12. Only Interact With Diary's Main Surface APIs — Avoid the Low-Level Sub-Modules
Diary exposes three internal sub-modules — DataStore, MemoryStore, and DependentServices — as properties of the main table. These exist so that the sub-systems can communicate with each other during initialisation and dependency injection. They are not intended to be called from game code.
The Problem
local Diary = require(path.Diary)
-- Directly calling the DataStore sub-module to save a player's data.
Diary.DataStore.SaveData(player.UserId, "PlayerStats", stats)
-- Directly reading from MemoryStore, bypassing the in-memory cache.
local raw = Diary.MemoryStore.FetchData(player.UserId, "PlayerStats", { ____MapType = true })
Why this is wrong: The high-level APIs maintain a precise set of guarantees: the session lease is checked, the in-memory copy is the source of truth, the dirty flag is respected, debounce windows are enforced, and the write queue is used when appropriate. Calling the sub-modules directly bypasses every one of those safeguards. The result is desynchronisation between what Diary believes the current data state is and what is actually written to storage, potential double-writes that violate rate limits, and data loss if the sub-module's return value is used to mutate state that Diary is separately tracking.
The Solution
local Diary = require(path.Diary)
-- Always use the main surface APIs — they are the safe, complete interface.
local stats = Diary.FetchData(player.UserId, DiaryTemplates.PlayerStats())
stats.coins += 100
Diary.MarkDirty(player.UserId, "PlayerStats")
-- For explicit saves, use SaveData — it routes correctly through all safeguards.
Diary.SaveData(player.UserId, "PlayerStats", true)

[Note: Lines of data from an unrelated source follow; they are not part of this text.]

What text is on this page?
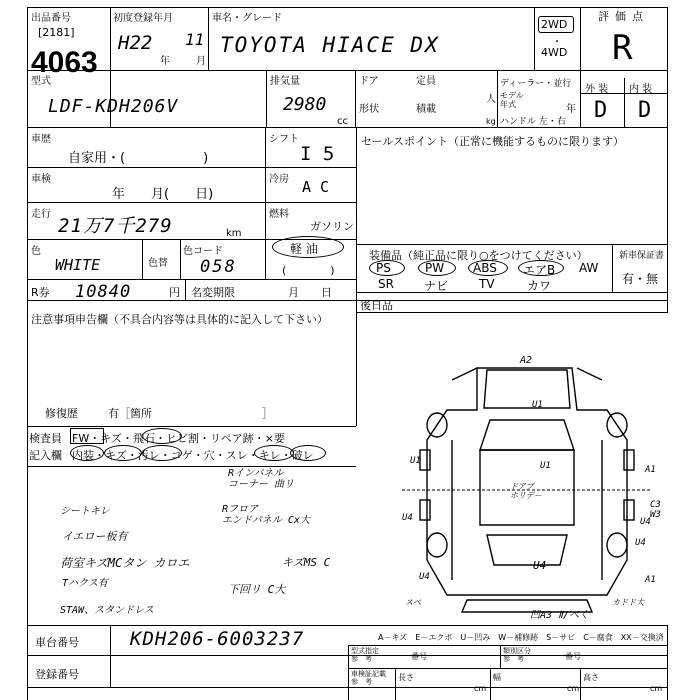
出品番号
[2181]
4063
初度登録年月
H22
年
11
月
車名・グレード
TOYOTA HIACE DX
2WD
・
4WD
評価点
R
型式
LDF-KDH206V
排気量
2980
cc
ドア
形状
定員
人
積載
kg
ディーラー・並行
モデル年式	年
ハンドル 左・右
外 装 内 装
D D
車歴
自家用・(　　　　　　)
シフト
I 5
セールスポイント（正常に機能するものに限ります）
車検
年　　月(　　日)
冷房 A C
走行
21万7千279	km
燃料
ガソリン
軽 油
(　　　　)
色
WHITE	色替
色コード
058
装備品（純正品に限り○をつけてください）	新車保証書
有・無
PS	PW ABS エアB AW
SR	ナビ	TV	カワ
R券 10840	円 名変期限	月　　日
後日品
注意事項申告欄（不具合内容等は具体的に記入して下さい）
修復歴	有［箇所　　　　　　　　　　］
検査員
記入欄
FW・キズ・飛石・ヒビ割・リペア跡・×要
内装・キズ・汚レ・コゲ・穴・スレ・キレ・破レ
Rインパネル
コーナー 曲リ
シートキレ	Rフロア
エンドパネル Cx大
イエロー板有
荷室キズMCタン カロエ	キズMS C
Tハクス有	下回リ C大
STAW、スタンドレス
A2
U1
U1
A1
C3
W3
U4
U1
U4
U4	A1
スベ	カドド大
U4
ドアブ
ホリデー
U4
凹A3 Ⅱ/ベく
車台番号	KDH206-6003237
登録番号
A－キズ　E－エクボ　U－凹み　W－補修跡　S－サビ　C－腐食　XX－交換済
型式指定
参　考
類別区分
参　考
番号	番号
車検証記載
参　考	長さ
cm
幅
cm
高さ
cm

Why this works: The main surface APIs are the complete, safe interface to the framework. They encapsulate every decision about when, how, and where to write — so your code is insulated from the complexity of the storage layer entirely. The sub-modules are an implementation detail; treat them as if they do not exist.
Pro Tip
Think of Diary's read path and write path as completely independent. Reading (FetchData) is always instant and never touches storage. Writing (MarkDirty, SaveData) schedules work that the framework manages on your behalf. This separation means you can read data as frequently as you like — in Heartbeat, in RemoteFunction handlers, anywhere — with zero I/O cost. Only writes have budget implications.